I got nuthin'...I mean I got more nuthin' than mortgage-backed securities. But still, press ahead I must. Think, write, try to put something down, even though I don't have to, to keep the blog-fires burning.
So when all else fails, tell a story about your kids that only you would be interested in. Yeah! That's it! Tell some mundane story about something cute or cool or silly...
...or insidious...or evil...or chaotic...
So while frantically running through the house this morning trying to transition from the Mother's Day breakfast and presents in bed for the wife to getting ready to jump in the car and head south for an hour to meet everyone for brunch and talk about the same old shit I notice something is different. I can't say wrong, but different. It's coming from downstairs where we have our kids corralled by plastic gates and waiting for the inevitable departure among their toys and a Comcast channel blaring kids music.
It's a weird noise. Muffled, crunching, pounding...strangely musical. The running around, jumping and general destruction of the living room has stopped. Wondering what is going on, I cautiously approach the stairs. A voice...strangely monotone, as though reading from some ancient tome, comes drifting up the stairs in snippets. I grow afraid, wondering what sinister fate has befallen my spawn, or - worse yet - what sinister deeds they may be performing on some poor passer-by, who was just coming through this historic landmark for a Sunday morning walk. The swift, grinding, screaming sounds swell and invade my brain, almost inducing panic as I reach the bottom of the stairs, turn around, and behold the genesis of what I was certain was fueling a ritual I did not want to witness...

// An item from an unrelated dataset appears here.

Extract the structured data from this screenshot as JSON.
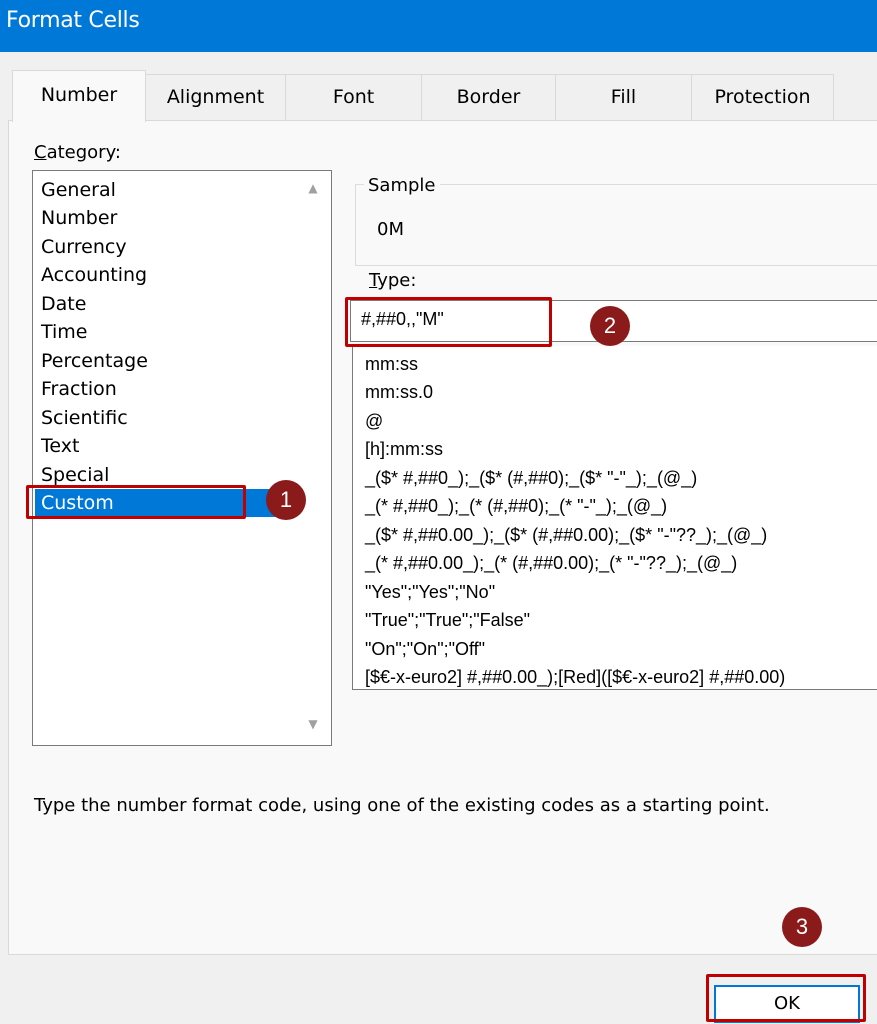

The oldest...who answers to a range of nicknames, is sitting between his sisters, The Songbird and Rocker-Girl, reading to them the sacred text of Archie and Jughead while the youngest, whom I have previously referred to as Chub-Niggurath, bounces and practices his newly-found jumping skills to the newly-found metal.
My firstborn looks up at my puzzled face, "What? It's metal. You know."
I smile. He has come a long way...his education is almost complete, and he has earned himself a new name, one that commands fear and respect for the path of insanity that he is ushering his younger siblings down. I will now call him Nyarlathotep.